I also think we are just now seeing the golden age of football books, each year the research and writing seems to be getting better.

Barry, I would love to know more about the library you mentioned. Does he have it displayed well? I think most card collectors would agree, until you find a could way to enjoy your cards they are not much fun. The same goes for books or any memorabilia, until you can display them for your own enjoyment they are not very exciting.

The golf library I mentioned earlier is very well done. I am just running out of square footage and shelf space. My wife says I should box my run of guides (Spalding, Reach & TSN) but I enjoy picking them up to read quite often. Perhaps a larger house????

baseballart
11-25-2010, 03:29 PM
I think most card collectors would agree, until you find a could way to enjoy your cards they are not much fun. The same goes for books or any memorabilia, until you can display them for your own enjoyment they are not very exciting.



Mike

My problem seems to be that I am addicted to Globe Wernicke bookshelves

http://farm3.static.flickr.com/2147/2218377644_36223f5a90_o.jpg

barrysloate
11-25-2010, 04:53 PM
Mike- I kind of lost touch with the NJ collector even though we had been pretty close friends at one time. I know he has many nice barrister bookcases which house the better titles; and for the more modern ones, I believe he has them packed away. But I probably haven't seen his collection in about ten years. I know he has a Muffin book (I sold it to him), and a Chadwick book, and virtually every other vintage title, but like every collector he is missing some.

Hot Springs Bathers
11-25-2010, 07:30 PM
Max I was lucky to have a couple of 100 year old barrister bookcases handed down through the family, they are perfect and great protection for my better titles.

The rest of my baseball books are in 7 ft. five shelve cases picked up and finished by me. I have over 1,500 football books stored in a dry warehouse. There is nothing worse than wanting to look through something at 9 at night and remembering it is stored several miles away!

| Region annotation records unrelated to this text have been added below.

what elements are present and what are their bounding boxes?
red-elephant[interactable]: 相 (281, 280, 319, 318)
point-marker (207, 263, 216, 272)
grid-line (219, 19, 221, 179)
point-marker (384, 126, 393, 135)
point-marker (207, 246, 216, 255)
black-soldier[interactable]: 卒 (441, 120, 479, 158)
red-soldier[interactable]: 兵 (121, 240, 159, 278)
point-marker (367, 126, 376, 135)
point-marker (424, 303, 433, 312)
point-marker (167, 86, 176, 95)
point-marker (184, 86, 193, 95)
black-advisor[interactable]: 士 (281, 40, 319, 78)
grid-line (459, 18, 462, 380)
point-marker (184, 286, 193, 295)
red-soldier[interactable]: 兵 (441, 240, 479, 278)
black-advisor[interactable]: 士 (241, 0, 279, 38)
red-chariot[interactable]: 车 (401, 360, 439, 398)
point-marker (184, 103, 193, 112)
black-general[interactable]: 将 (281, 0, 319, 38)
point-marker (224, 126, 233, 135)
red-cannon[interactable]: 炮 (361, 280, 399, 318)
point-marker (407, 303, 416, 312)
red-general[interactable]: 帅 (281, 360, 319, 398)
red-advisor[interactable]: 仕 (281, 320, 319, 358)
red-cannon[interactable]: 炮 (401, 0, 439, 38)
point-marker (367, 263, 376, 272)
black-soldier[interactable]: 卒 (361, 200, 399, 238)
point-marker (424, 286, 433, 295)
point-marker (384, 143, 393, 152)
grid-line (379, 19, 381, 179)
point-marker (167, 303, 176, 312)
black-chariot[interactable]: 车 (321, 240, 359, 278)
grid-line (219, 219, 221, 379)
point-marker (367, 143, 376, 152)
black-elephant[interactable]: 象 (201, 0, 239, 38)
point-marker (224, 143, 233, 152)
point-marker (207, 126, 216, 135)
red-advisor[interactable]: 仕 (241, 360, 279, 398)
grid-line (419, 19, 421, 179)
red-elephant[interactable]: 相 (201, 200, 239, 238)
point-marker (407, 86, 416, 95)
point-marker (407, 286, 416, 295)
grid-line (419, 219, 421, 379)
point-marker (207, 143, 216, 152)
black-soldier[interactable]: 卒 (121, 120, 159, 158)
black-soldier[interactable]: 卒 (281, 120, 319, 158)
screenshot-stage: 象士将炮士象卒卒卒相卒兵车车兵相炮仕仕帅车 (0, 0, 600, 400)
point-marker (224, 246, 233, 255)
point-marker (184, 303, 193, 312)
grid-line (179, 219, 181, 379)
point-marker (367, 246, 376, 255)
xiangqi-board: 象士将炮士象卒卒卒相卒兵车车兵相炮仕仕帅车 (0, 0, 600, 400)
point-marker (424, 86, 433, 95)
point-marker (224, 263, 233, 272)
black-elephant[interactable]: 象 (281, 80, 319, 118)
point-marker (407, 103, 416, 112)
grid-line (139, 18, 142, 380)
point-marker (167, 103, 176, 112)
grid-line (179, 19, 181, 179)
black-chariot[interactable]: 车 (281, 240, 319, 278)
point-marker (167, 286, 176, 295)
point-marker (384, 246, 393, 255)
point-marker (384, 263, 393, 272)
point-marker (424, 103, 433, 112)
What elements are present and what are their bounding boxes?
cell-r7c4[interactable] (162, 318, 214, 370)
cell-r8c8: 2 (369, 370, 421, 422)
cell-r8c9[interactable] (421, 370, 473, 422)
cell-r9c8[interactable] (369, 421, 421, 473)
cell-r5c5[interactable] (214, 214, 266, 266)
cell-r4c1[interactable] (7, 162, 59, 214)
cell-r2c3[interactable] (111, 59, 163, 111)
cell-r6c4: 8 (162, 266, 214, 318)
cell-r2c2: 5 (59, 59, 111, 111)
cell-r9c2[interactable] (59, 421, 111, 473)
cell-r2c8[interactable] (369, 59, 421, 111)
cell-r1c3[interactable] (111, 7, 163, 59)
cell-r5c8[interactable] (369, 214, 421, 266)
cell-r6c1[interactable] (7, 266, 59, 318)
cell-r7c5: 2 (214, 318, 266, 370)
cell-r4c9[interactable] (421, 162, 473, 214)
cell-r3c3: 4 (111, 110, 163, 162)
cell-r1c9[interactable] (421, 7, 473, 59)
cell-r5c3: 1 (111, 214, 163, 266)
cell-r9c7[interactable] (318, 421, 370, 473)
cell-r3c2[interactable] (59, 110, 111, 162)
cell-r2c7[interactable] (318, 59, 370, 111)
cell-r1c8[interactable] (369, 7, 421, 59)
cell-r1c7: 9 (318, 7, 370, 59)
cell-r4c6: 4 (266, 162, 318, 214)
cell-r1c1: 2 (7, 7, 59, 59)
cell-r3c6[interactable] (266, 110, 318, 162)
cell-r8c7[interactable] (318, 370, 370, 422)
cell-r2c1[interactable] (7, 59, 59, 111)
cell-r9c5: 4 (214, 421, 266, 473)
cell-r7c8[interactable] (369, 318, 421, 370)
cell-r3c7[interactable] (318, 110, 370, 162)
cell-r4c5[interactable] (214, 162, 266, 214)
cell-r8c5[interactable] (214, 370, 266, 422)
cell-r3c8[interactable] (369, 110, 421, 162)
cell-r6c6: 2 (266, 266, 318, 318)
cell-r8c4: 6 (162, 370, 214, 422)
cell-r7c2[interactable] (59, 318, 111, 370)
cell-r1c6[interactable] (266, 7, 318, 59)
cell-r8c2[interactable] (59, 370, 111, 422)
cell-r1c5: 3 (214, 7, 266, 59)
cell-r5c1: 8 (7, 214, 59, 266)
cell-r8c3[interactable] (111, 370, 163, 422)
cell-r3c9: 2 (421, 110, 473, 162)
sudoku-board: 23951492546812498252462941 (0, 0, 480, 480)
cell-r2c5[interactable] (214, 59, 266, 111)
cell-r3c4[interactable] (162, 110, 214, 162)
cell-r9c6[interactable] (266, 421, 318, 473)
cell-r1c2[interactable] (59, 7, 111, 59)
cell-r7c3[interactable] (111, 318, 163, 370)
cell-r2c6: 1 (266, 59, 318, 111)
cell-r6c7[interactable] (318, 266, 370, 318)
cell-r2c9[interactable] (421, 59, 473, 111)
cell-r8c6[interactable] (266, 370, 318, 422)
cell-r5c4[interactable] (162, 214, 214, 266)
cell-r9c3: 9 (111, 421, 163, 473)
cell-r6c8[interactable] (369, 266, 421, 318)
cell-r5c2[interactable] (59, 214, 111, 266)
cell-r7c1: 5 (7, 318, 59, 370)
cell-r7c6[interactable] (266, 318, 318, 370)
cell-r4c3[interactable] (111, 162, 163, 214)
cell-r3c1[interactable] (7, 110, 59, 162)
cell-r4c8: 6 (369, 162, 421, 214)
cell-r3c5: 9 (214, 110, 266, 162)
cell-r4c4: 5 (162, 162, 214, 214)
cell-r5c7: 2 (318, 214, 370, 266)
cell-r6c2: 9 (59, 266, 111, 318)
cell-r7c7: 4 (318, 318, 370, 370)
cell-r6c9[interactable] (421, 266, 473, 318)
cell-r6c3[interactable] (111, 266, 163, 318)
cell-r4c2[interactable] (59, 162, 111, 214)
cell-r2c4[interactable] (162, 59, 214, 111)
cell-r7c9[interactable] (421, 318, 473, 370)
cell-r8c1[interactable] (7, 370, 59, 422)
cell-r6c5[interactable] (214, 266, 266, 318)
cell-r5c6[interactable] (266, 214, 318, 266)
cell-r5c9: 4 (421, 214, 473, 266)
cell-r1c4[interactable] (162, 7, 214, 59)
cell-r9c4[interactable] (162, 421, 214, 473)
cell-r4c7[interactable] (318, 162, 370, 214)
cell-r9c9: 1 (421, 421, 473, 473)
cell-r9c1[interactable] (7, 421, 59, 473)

Barry, I would love to see a nice coffee table collectors book just dedicated to baseball books, full color throughout. In the back several of the top collectors could be interviewed and their collections showcased. Perhaps someday!

Hot Springs Bathers
11-25-2010, 07:32 PM
By the way Max I have been straining my eyes trying to read those great titles in that beautiful case!

Jason19th
11-25-2010, 08:59 PM
I think that it is nearly impossible to have a great "baseball" library. The topic is simply too broad. You could have 20,000 volumes and 90% of it could be junk. I think that the quality of a collection is defined by its focus. By collecting one topic i.e 19th Century or World Series or in my case Negro leagues you are able to collect the type of non-traditional material that really makes a collection and collecting interesting. In the Negro League area I have been able to "discover" material like a short bio of Rube Foster in "The Negro in Chicago" (1921) or a brief Negro League History in WPA books like "The Cavalcade of the Negro" (1940), or an amazing essay on Jackie Robinson by Langston Hughes that I never would have noticed if I was simply looking for baseball books in the broad sense.

I would also argue that condition is less important for books. While cards are most memorabilia are objects of art, books are more important for the information that they contain. In many instances I think that the flaw such are library markers, margin notes or book plates add to the piece. I often look at my 1964 Knoxville Tennessee Library Copy of "Great Negro Athletes" and wonder how the book was viewed in that time in that place.

barrysloate
11-26-2010, 04:51 AM
A good baseball library needs a cut-off date, say pre-1970, or something like that. There are so many baseball books being written today it seems endless. It's great for scholarship, but nobody could collect them all.